The move is meant to close a loophole allegedly used by Chinese manufacturers since 2012, when the United States imposed tariffs on solar cells, the basic building blocks of a solar panel, made on the Chinese mainland. Mainland companies have been able to avoid paying the duties by assembling panels with cells made in offshore locations like Taiwan.
This new round of investigation seeks to close that loophole by extending import duties to also cover panels assembled in China from Taiwanese inputs or third-country cells made from Chinese inputs.
To do that, the United States has even revised its current regulation on how to determine the origin of a product.
"Revising current trade regulations to cover one individual trade dispute is unprecedented in the United States. It has a very bad impact and is contradictory to the 'free trade' and 'rule by law' principles that the country has always advocated," said Cao Yin, consulting director of Martec Group, a Shanghai-based consultancy.
With great competitiveness owing to cheap prices and a high level of quality, Chinese solar products have swept the North American continent. U.S. solar installations were worth more than $13 billion in 2013, according to research firm GTM. About half the solar equipment installed in the United States last year was made in China. In the fast-growing rooftop solar market, that figure was 71 percent.
The anti-subsidy duties will hurt the Chinese solar industry, although the overall impact should be limited given the fact that U.S. products accounted for only approximately 10 percent of Chinese solar shipments last year, industry analysts say.

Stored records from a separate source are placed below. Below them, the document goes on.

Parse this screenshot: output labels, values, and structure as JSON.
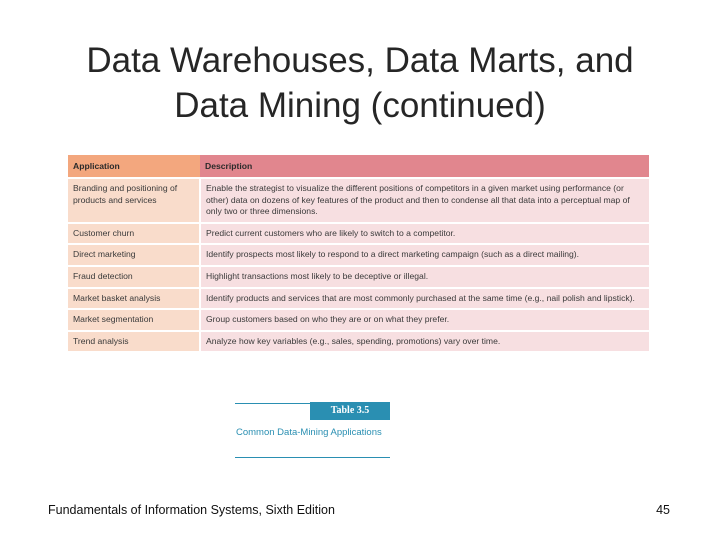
{
  "slide": {
    "title_line1": "Data Warehouses, Data Marts, and",
    "title_line2": "Data Mining (continued)"
  },
  "table": {
    "headers": [
      "Application",
      "Description"
    ],
    "rows": [
      {
        "application": "Branding and positioning of products and services",
        "description": "Enable the strategist to visualize the different positions of competitors in a given market using performance (or other) data on dozens of key features of the product and then to condense all that data into a perceptual map of only two or three dimensions."
      },
      {
        "application": "Customer churn",
        "description": "Predict current customers who are likely to switch to a competitor."
      },
      {
        "application": "Direct marketing",
        "description": "Identify prospects most likely to respond to a direct marketing campaign (such as a direct mailing)."
      },
      {
        "application": "Fraud detection",
        "description": "Highlight transactions most likely to be deceptive or illegal."
      },
      {
        "application": "Market basket analysis",
        "description": "Identify products and services that are most commonly purchased at the same time (e.g., nail polish and lipstick)."
      },
      {
        "application": "Market segmentation",
        "description": "Group customers based on who they are or on what they prefer."
      },
      {
        "application": "Trend analysis",
        "description": "Analyze how key variables (e.g., sales, spending, promotions) vary over time."
      }
    ]
  },
  "caption": {
    "label": "Table 3.5",
    "text": "Common Data-Mining Applications"
  },
  "footer": {
    "book": "Fundamentals of Information Systems, Sixth Edition",
    "page_number": "45"
  },
  "colors": {
    "header_application": "#f3a77e",
    "header_description": "#e1868e",
    "cell_application": "#f9dccb",
    "cell_description": "#f7dfe1",
    "caption_accent": "#2a8fb2"
  }
}
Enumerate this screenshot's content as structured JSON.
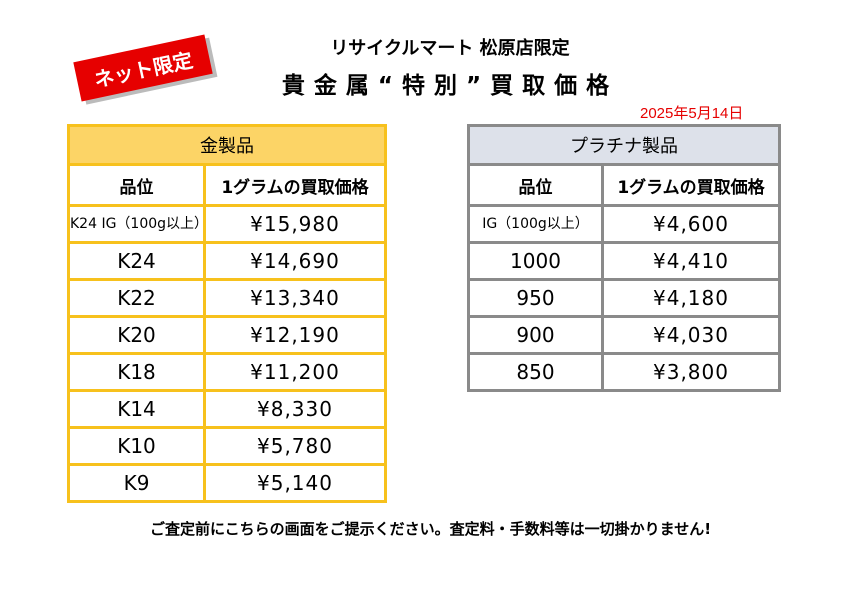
{
  "badge": "ネット限定",
  "store_name": "リサイクルマート 松原店限定",
  "headline": "貴金属“特別”買取価格",
  "date": "2025年5月14日",
  "gold": {
    "title": "金製品",
    "col_grade": "品位",
    "col_price": "1グラムの買取価格",
    "rows": [
      {
        "grade": "K24 IG（100g以上）",
        "price": "¥15,980"
      },
      {
        "grade": "K24",
        "price": "¥14,690"
      },
      {
        "grade": "K22",
        "price": "¥13,340"
      },
      {
        "grade": "K20",
        "price": "¥12,190"
      },
      {
        "grade": "K18",
        "price": "¥11,200"
      },
      {
        "grade": "K14",
        "price": "¥8,330"
      },
      {
        "grade": "K10",
        "price": "¥5,780"
      },
      {
        "grade": "K9",
        "price": "¥5,140"
      }
    ]
  },
  "platinum": {
    "title": "プラチナ製品",
    "col_grade": "品位",
    "col_price": "1グラムの買取価格",
    "rows": [
      {
        "grade": "IG（100g以上）",
        "price": "¥4,600"
      },
      {
        "grade": "1000",
        "price": "¥4,410"
      },
      {
        "grade": "950",
        "price": "¥4,180"
      },
      {
        "grade": "900",
        "price": "¥4,030"
      },
      {
        "grade": "850",
        "price": "¥3,800"
      }
    ]
  },
  "note": "ご査定前にこちらの画面をご提示ください。査定料・手数料等は一切掛かりません!",
  "colors": {
    "accent_red": "#e60000",
    "gold_header": "#fcd466",
    "gold_border": "#f7c11d",
    "platinum_header": "#dde1ea",
    "platinum_border": "#8a8a8a"
  }
}
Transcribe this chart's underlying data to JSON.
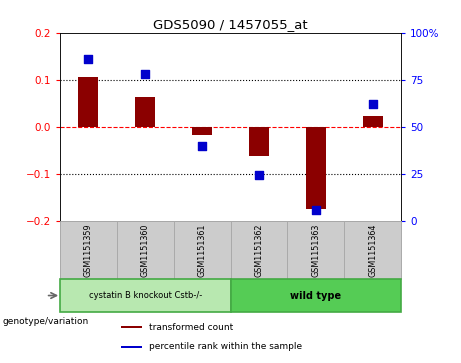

"The import duties will wipe out the price competitiveness of Chinese products in the U.S. market," said Zhou Ziguang, an analyst with Ping An Securities.
One day after the preliminary decision was announced, China's Ministry of Commerce (MOFCOM) said the United States had "ignored the facts" and abused trade rules in order to protect its domestic industry, adding that the use of trade measures "would not solve the development problems afflicting the U.S. solar industry."